Mutfağın kapısında durduğunda yaşlı adamın iki bardağa kahve hazırladığını gördü. Yaşlı elleri oldukça dikkatli ve yavaştı. Kahve iyice dökülene kadar bekliyordu. Bu… Normalde asla kahveleri o yapmazdı ve şuan yapması oldukça tuhafına gitmişti. Yine de yavaşça mutfağa bir adım atarak dudaklarını araladı. Yorgunluktan ölse bile biraz olsun midesini yatıştırmak istiyordu. O acıdan sonra gece mide ağrısı çekmeden nasıl uyuyacağından emin bile değildi üstelik.

“Kahve varsa bana da koyar mısın baba?” Sesindeki bitkin adamı tanıyordu. Bu seste gezinen o genç… Her zamankinden bitkin hissediyordu. Onca karmaşık olay ve duygu ardı ardına sıralandıkça daha da beter oluyordu. Bunalıma girebilmiş olduğunu düşünmeden edemiyordu. Her şey tepetaklak oluyordu ve artık gerçekten ne yaşadığını anlayamıyordu. Git gide ne hâlde olduğunu öğrenemeden daha da derine batıyordu.

“Zaten biri sana.
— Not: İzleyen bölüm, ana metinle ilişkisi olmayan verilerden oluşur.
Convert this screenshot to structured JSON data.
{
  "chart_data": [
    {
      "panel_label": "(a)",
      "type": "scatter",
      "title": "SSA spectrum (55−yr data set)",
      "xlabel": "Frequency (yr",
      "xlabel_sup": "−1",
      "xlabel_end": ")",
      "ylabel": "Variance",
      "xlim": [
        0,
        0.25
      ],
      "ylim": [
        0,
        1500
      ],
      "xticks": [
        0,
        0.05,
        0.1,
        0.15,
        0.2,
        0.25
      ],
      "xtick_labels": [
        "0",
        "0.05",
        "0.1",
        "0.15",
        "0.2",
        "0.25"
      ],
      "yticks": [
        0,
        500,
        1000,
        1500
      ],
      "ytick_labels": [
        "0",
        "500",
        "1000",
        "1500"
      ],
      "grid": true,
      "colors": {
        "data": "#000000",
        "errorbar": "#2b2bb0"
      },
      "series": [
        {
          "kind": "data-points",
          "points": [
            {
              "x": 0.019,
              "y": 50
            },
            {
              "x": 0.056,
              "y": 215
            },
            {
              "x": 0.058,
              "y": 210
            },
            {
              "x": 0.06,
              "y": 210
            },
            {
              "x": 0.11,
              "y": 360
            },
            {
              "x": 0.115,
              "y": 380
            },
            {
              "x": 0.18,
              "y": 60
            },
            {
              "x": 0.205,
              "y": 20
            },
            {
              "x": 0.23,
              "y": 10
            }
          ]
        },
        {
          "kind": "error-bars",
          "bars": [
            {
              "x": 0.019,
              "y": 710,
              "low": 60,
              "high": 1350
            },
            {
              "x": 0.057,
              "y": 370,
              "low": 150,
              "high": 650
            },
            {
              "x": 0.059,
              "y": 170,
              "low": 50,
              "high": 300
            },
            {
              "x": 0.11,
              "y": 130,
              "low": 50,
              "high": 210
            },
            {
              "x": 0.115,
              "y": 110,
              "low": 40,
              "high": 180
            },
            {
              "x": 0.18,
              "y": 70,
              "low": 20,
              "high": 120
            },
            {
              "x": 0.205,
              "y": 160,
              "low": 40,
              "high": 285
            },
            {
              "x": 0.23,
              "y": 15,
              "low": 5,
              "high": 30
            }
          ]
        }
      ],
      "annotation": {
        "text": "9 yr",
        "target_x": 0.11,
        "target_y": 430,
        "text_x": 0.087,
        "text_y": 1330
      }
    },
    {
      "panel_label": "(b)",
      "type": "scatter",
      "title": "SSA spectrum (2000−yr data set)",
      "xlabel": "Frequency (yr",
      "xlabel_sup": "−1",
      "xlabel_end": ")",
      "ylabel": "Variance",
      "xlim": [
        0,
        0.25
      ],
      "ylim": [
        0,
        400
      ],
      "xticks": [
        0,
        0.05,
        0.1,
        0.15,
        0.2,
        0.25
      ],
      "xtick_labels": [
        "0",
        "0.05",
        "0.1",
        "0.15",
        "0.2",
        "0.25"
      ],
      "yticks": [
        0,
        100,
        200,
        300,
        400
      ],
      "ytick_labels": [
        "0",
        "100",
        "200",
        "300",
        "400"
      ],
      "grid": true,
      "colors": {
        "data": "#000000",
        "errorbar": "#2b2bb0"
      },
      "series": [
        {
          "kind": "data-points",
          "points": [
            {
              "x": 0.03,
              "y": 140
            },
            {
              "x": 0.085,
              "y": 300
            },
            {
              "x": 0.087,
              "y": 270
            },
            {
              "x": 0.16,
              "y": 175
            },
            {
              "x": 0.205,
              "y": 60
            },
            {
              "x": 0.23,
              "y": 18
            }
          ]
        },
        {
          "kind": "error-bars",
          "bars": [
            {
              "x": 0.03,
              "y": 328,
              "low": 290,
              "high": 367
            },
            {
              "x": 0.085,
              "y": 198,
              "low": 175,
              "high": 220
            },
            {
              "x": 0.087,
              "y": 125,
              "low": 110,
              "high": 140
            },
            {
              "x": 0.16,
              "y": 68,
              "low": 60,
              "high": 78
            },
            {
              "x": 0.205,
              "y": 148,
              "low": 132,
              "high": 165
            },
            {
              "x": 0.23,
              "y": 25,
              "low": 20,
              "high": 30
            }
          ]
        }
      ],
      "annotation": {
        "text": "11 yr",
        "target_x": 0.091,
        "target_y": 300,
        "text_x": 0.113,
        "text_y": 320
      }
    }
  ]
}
Konuşacağımızı demiştin. Bende zaman ayırırsın diye ikimize hazırladım.” Doğru ya… Tamamen unuttuğunu yeni fark ediyordu. Babası ile konuşacağını söylemişti ama onca şey yaşamıştı ki buna bir türlü zaman bulamamıştı. Şuan bile zamanı olduğunu düşünmüyordu ama başka çaresi yoktu. Yaşlı adam kendisi ve oğlu için kahve hazırlamış üstelik heyecanla kendisine bakar olmuştu.

Yavaşça sandalyeye otururken babasının karşısına koyduğu buharı tüten kahveyi kendine çekerek sıcağını elleri ile tanıştı. Ensesine doğru bir damla akarken huylanarak hızla elini ensesine götürdü. Babası oğlunun ıslak, kirpi dikeni gibi havaya dikilmiş saçlarına bakarken gülümseyerek sandalyesine oturdu. Belini tutarken kahvesi önünde tütüyordu. Artık iyice yaşlanmıştı ve annesi bel ağrısı çektiğinden söz ediyordu.